Say I have a deck of 52 cards. Now I add one joker to the deck. Now I pull the cards one at a time, checking the card each time. What are the odds that I draw the joker afternumber of draws?n

Logic tells me that it has to add up to 1 after 53 draws, but I don't know the formula. I tried a few things, but none of them made sense (like adding to one after 20 or so draws). My next intuition says something like, for the first 3 draws:

$\displaystyle \frac{1}{51}${$\displaystyle 1-[\frac{1}{52}(1-\frac{1}{53})]$}

But I could be way off my rocker here. I could test this formula, but I don't mean to be petulant when I say that there seems to be no easy way to run through this formula...53 iterations is really complicated. If this is the solution, or even if it is not, is there an easier way to do the math?

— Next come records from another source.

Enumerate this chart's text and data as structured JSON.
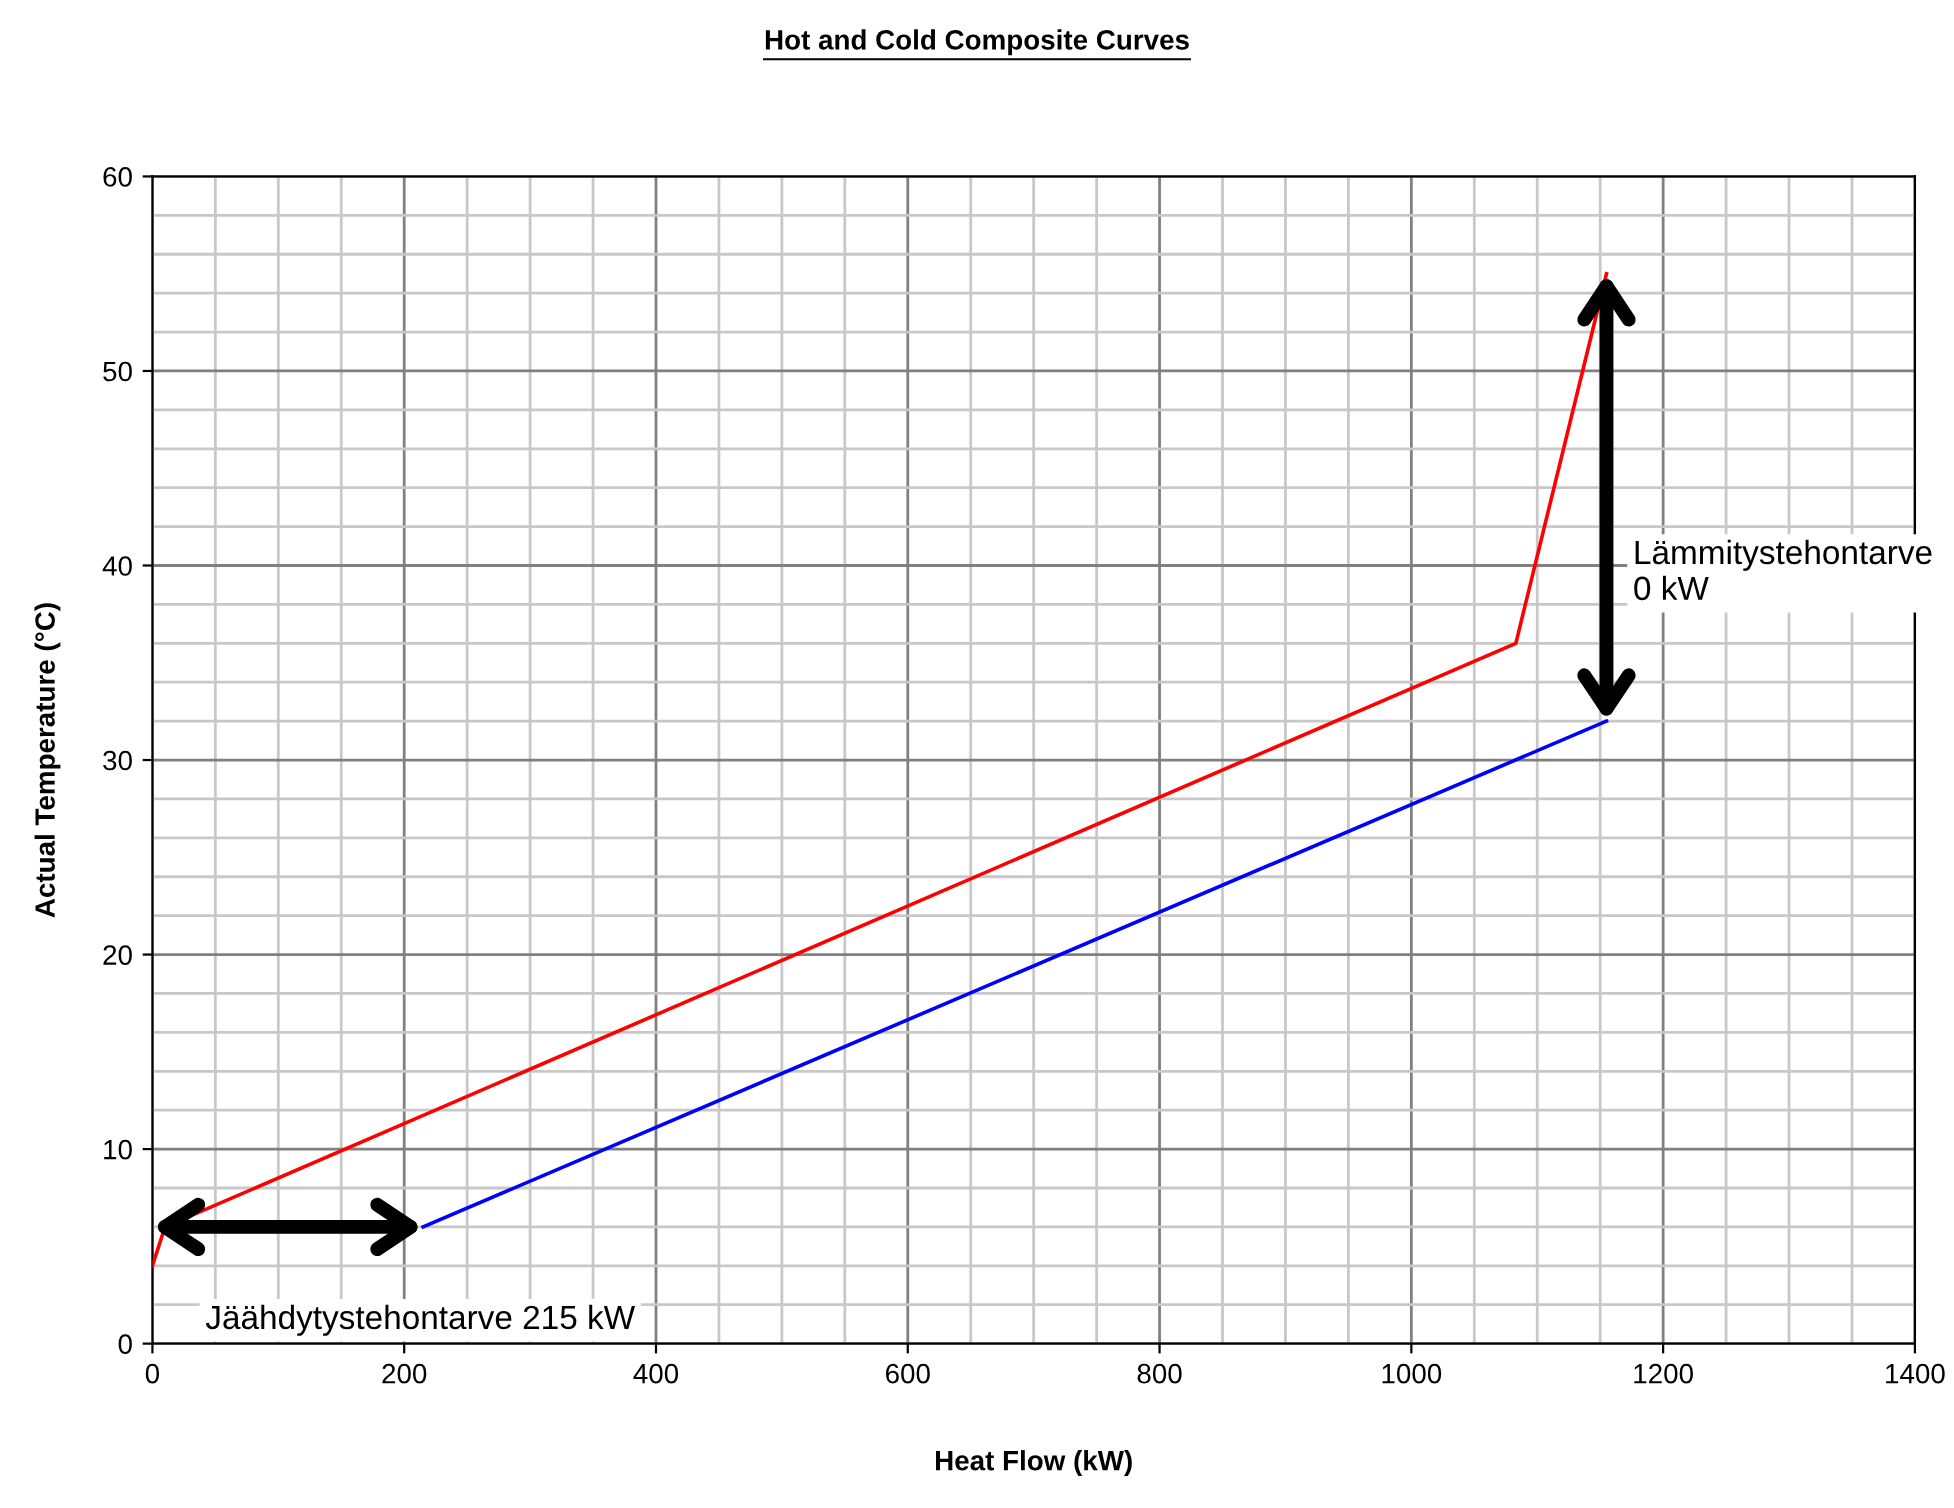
{
  "chart_data": {
    "type": "line",
    "title": "Hot and Cold Composite Curves",
    "xlabel": "Heat Flow (kW)",
    "ylabel": "Actual Temperature (°C)",
    "series": [
      {
        "color": "#ff0000",
        "x": [
          0,
          10,
          1083,
          1155
        ],
        "values": [
          4,
          6,
          36,
          55
        ]
      },
      {
        "color": "#0000ff",
        "x": [
          215,
          1155
        ],
        "values": [
          6,
          32
        ]
      }
    ],
    "annotations": [
      "Jäähdytystehontarve 215 kW",
      "Lämmitystehontarve\n0 kW"
    ],
    "xlim": [
      0,
      1400
    ],
    "xticks": [
      0,
      200,
      400,
      600,
      800,
      1000,
      1200,
      1400
    ],
    "ylim": [
      0,
      60
    ],
    "yticks": [
      0,
      10,
      20,
      30,
      40,
      50,
      60
    ],
    "grid": true,
    "marker": "none",
    "line_style": "solid",
    "legend": false
  }
}
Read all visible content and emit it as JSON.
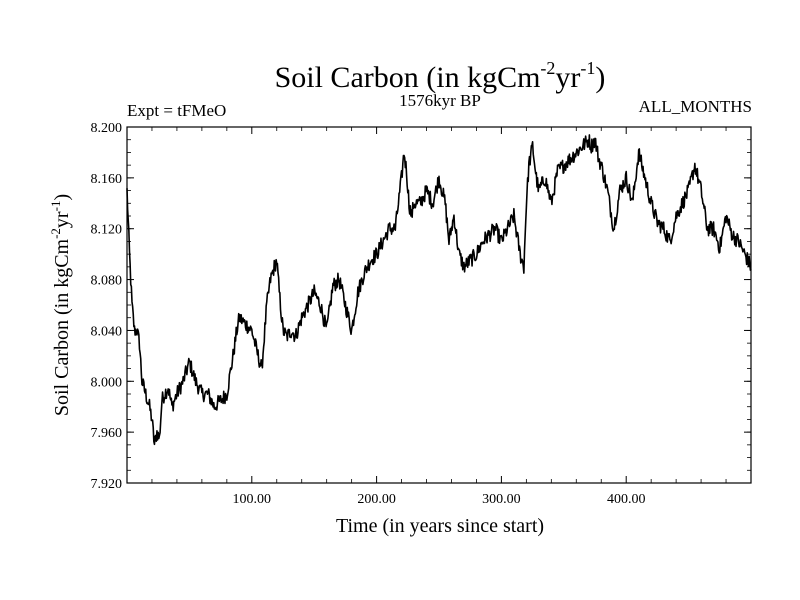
{
  "chart_data": {
    "type": "line",
    "title": {
      "main": "Soil Carbon (in kgCm",
      "sup1": "-2",
      "mid": "yr",
      "sup2": "-1",
      "end": ")"
    },
    "left_label": "Expt = tFMeO",
    "subtitle": "1576kyr BP",
    "right_label": "ALL_MONTHS",
    "xlabel": "Time (in years since start)",
    "ylabel": {
      "main": "Soil Carbon (in kgCm",
      "sup1": "-2",
      "mid": "yr",
      "sup2": "-1",
      "end": ")"
    },
    "xlim": [
      0,
      500
    ],
    "ylim": [
      7.92,
      8.2
    ],
    "xticks": [
      100,
      200,
      300,
      400
    ],
    "xtick_labels": [
      "100.00",
      "200.00",
      "300.00",
      "400.00"
    ],
    "yticks": [
      7.92,
      7.96,
      8.0,
      8.04,
      8.08,
      8.12,
      8.16,
      8.2
    ],
    "ytick_labels": [
      "7.920",
      "7.960",
      "8.000",
      "8.040",
      "8.080",
      "8.120",
      "8.160",
      "8.200"
    ],
    "grid": false,
    "series": [
      {
        "name": "Soil Carbon",
        "color": "#000000",
        "x": [
          0,
          2,
          4,
          6,
          8,
          10,
          12,
          15,
          18,
          20,
          22,
          24,
          26,
          28,
          30,
          33,
          36,
          40,
          45,
          50,
          55,
          60,
          65,
          70,
          75,
          80,
          85,
          88,
          90,
          95,
          100,
          105,
          108,
          112,
          115,
          118,
          120,
          122,
          125,
          128,
          132,
          135,
          140,
          145,
          150,
          155,
          160,
          165,
          170,
          175,
          180,
          185,
          190,
          195,
          200,
          205,
          210,
          215,
          220,
          222,
          224,
          226,
          228,
          230,
          235,
          240,
          245,
          250,
          255,
          258,
          262,
          266,
          270,
          275,
          280,
          285,
          290,
          295,
          300,
          305,
          310,
          315,
          318,
          320,
          322,
          325,
          328,
          330,
          335,
          340,
          345,
          350,
          355,
          360,
          365,
          370,
          372,
          375,
          378,
          380,
          385,
          390,
          395,
          400,
          405,
          410,
          415,
          420,
          425,
          430,
          435,
          440,
          445,
          450,
          455,
          460,
          465,
          470,
          475,
          480,
          485,
          490,
          495,
          500
        ],
        "values": [
          8.15,
          8.1,
          8.06,
          8.04,
          8.04,
          8.03,
          8.0,
          7.99,
          7.98,
          7.97,
          7.95,
          7.96,
          7.955,
          7.985,
          7.99,
          7.995,
          7.98,
          7.99,
          8.0,
          8.015,
          8.0,
          7.99,
          7.99,
          7.98,
          7.985,
          7.99,
          8.02,
          8.04,
          8.05,
          8.045,
          8.04,
          8.02,
          8.01,
          8.06,
          8.08,
          8.09,
          8.095,
          8.07,
          8.04,
          8.035,
          8.04,
          8.035,
          8.05,
          8.06,
          8.07,
          8.06,
          8.04,
          8.075,
          8.08,
          8.06,
          8.04,
          8.07,
          8.085,
          8.095,
          8.1,
          8.11,
          8.12,
          8.12,
          8.16,
          8.18,
          8.165,
          8.14,
          8.13,
          8.14,
          8.14,
          8.15,
          8.14,
          8.16,
          8.14,
          8.11,
          8.13,
          8.1,
          8.09,
          8.095,
          8.1,
          8.11,
          8.115,
          8.12,
          8.11,
          8.12,
          8.13,
          8.1,
          8.09,
          8.14,
          8.17,
          8.185,
          8.16,
          8.15,
          8.16,
          8.14,
          8.165,
          8.17,
          8.175,
          8.18,
          8.185,
          8.19,
          8.185,
          8.19,
          8.175,
          8.17,
          8.15,
          8.12,
          8.15,
          8.16,
          8.14,
          8.18,
          8.16,
          8.14,
          8.125,
          8.12,
          8.11,
          8.13,
          8.14,
          8.15,
          8.17,
          8.15,
          8.12,
          8.12,
          8.105,
          8.13,
          8.115,
          8.11,
          8.1,
          8.09
        ]
      }
    ]
  }
}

Just to be clear, I am not looking necessarily for the 53rd iteration, in case anyone was thinking of doing something tedious. I'm just interested to know the general formula, and perhaps a simpler way of calculating it if the one I gave is correct (hopefully it's not!)

Incidentally, what if there were 2 jokers in the deck? How would the probability for the 2nd joker change after drawing the first one? I am totally lost on that one!

Thanks for any tips/advice! Links of course are also appreciated. I tried searching for this particular question, but everything I put it sends me to simpler probability problems...or at least I don't think they apply to mine. Thanks for reading!

EditWhen I tried a different approach, imagining a deck of 2 cards with 1 joker, I realized that my formula wouldn't work. In light of that, the only thing that I can think of is that your probability to draw the card remains constant and equal to the initial probability, despite having removed cards from the deck. In other words, after 10 draws in a 53 card deck, my probability would be 10/53 to have drawn the card, even though on that 10th draw my probability is only 1/43. Is this correct?

But that would still leave a bit of a dillema in that if I were to add up the individual probability for each of the first 10 draws, I would not have 10/53 by the end. So I guess back to square one.

For example, if I had 3 cards in a deck, one of which is a joker, then I have a 2/3 chance to draw the joker after 2 draws; however, on the second draw, I must have a 1/3 chance to draw it, even though only two cards are remaining. This is because I could not add 1/3 from the first draw, then 1/2 from the second draw to reproduce the 2/3 total. This seems like an extended example of that game show with the 3 curtains, but my logic is faltering at that point where I have 2 cards in my hand and only a 1/3 chance to pick the joker instead of 1/2. That doesn't make sense.

Anyone with some advice for the correct direction? Thanks!